In another video, Feucht makes clear his intention in buying the house, which is close to Congress and steps from the Supreme Court: “It is time in America that we take back territory.”
The building’s previous owner was Brandon Harder, chief of staff to Rep. Mann, the Kansas Republican who attended Feucht’s Rotunda service. Harder and his wife, Kristina, a Trump Health and Human Services staffer, were among multiple congressional staffers who were identifiable by their security badges at Feucht’s Capitol Rotunda worship last year. The next day, the couple appeared on Feucht’s Camp Elah podcast.

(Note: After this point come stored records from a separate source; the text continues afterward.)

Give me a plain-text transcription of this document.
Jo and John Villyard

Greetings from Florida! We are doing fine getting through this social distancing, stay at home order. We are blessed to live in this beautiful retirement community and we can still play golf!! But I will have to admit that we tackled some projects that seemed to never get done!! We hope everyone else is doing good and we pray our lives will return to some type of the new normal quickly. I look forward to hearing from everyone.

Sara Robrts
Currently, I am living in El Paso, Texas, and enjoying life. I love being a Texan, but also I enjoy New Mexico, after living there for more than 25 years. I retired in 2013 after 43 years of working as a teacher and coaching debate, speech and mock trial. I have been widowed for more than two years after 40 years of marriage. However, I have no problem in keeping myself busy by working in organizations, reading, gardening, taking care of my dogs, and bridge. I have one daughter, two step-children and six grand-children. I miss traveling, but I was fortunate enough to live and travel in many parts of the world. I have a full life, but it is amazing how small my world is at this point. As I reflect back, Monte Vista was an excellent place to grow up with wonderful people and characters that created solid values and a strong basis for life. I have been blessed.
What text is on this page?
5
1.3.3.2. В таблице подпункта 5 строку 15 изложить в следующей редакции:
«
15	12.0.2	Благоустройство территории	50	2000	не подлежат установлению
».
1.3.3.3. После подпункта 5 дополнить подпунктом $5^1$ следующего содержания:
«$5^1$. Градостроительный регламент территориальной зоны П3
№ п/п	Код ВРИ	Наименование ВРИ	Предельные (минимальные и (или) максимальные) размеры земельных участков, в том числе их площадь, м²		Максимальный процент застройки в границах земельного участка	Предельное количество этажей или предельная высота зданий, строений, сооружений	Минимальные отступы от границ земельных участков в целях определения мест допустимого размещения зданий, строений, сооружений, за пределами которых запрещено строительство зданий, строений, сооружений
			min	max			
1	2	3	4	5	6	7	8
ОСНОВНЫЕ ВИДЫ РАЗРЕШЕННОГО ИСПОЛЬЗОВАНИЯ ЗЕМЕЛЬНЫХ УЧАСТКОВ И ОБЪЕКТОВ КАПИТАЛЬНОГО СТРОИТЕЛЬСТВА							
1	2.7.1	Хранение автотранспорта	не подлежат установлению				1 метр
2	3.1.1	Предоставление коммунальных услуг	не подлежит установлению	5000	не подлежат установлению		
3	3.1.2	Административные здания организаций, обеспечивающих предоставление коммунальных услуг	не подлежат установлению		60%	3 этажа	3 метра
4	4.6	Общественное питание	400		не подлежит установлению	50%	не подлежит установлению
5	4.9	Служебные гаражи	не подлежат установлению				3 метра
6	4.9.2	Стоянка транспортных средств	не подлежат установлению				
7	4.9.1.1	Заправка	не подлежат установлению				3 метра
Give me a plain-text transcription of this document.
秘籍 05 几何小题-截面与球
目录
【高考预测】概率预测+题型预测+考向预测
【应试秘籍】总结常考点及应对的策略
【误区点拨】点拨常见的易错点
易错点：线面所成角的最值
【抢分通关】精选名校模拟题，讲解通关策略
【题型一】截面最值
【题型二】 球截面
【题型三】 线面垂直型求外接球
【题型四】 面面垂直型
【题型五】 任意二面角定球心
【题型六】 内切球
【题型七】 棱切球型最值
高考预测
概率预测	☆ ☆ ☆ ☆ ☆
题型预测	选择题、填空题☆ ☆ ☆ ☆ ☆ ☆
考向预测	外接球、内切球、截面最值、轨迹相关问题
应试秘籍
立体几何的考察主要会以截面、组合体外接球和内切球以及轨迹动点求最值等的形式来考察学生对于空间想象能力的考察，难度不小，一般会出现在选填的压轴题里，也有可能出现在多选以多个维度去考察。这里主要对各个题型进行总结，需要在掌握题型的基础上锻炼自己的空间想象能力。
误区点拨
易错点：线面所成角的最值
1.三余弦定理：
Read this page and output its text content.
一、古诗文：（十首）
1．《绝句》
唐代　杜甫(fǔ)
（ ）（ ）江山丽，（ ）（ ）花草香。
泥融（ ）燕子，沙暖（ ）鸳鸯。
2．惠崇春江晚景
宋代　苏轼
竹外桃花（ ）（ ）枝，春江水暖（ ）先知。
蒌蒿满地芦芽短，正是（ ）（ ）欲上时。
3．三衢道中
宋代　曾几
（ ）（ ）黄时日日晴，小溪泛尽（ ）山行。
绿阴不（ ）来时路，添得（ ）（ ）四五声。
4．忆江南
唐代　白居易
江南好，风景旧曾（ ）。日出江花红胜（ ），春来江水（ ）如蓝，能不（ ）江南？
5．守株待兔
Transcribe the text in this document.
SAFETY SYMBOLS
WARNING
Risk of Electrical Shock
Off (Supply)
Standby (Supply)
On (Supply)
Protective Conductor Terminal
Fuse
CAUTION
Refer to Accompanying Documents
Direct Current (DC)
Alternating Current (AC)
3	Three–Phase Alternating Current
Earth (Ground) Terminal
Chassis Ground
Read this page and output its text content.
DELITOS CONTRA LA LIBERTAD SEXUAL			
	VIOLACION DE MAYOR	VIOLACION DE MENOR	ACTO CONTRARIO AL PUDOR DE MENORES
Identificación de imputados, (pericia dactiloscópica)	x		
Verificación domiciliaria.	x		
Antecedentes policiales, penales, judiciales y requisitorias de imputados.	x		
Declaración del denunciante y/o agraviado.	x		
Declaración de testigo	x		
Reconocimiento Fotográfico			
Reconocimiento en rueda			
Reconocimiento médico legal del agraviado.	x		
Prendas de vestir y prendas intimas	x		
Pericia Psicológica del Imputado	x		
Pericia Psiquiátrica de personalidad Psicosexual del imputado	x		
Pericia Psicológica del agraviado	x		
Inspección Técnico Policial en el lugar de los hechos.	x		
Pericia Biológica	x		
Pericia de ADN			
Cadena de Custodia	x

Harder has also been featured in Camp Elah in videos for Feucht, recalling how he felt a call to ministry after going on a day-long, nearly 35-mile prayer walk through the Capitol grounds in 2015. He has also organized a “staff prayer breakfast” on the Hill, he said, a monthly gathering where staffers “come together and talk about Jesus, and talk about what we need to do in this place.”
As for Camp Elah, aside from worship services held in a living room area, documented on social media, the site hardly buzzes with activity. Last April Feucht announced plans for daily prayer walks from the site to the Capitol, but, despite advance notice, reporters from RNS and other outlets had difficulty spotting prayer walk participants leaving or returning to the house until the last day, when roughly 10 people made the trek. Repeated visits to the house have found no one on the premises, or none who answered the door. Recently the doorbell was removed, its wires left dangling.
But it’s clear Feucht is doing his best to build a cohort of legislators and aides around his Christian Nationalist fusion of faith and politics, and to advertise his Capitol Hill ties to his followers outside the Beltway. He has repeatedly mentioned the Rotunda worship service on his 50-state “Kingdom in the Capital” tour conducted in partnership with Turning Point USA — a conservative activist group that, like Feucht, has pushed forms of Christian Nationalism. Boebert and Mann have spoken at Feucht events in their respective state capitals; LaMalfa and Burchett have appeared on his “Hold the Line” podcast.
At least four of the eight members who attended the Rotunda service have hung the Appeal to Heaven flag outside their congressional offices. Feucht often waves the Revolutionary War-era ensign, increasingly associated with Christian Nationalism and the Jan. 6 attack on the Capitol, on tour.
As he builds his network in Congress, Feucht appears to be fostering ties to the executive branch should Trump win in November. In late June, Feucht convened a prayer call days before President Joe Biden’s debate with Trump, telling some participants he had convened the last-minute Zoom session in response to texts from his “friend Chris LaCivita,” senior adviser to Trump’s reelection campaign.
LaCivita, Feucht said, asked him for “intervention from the divine” ahead of the first presidential debate. “I think it’s important, man,” he said. “When people are crying out for God to move in their campaign, heaven’s going to respond.”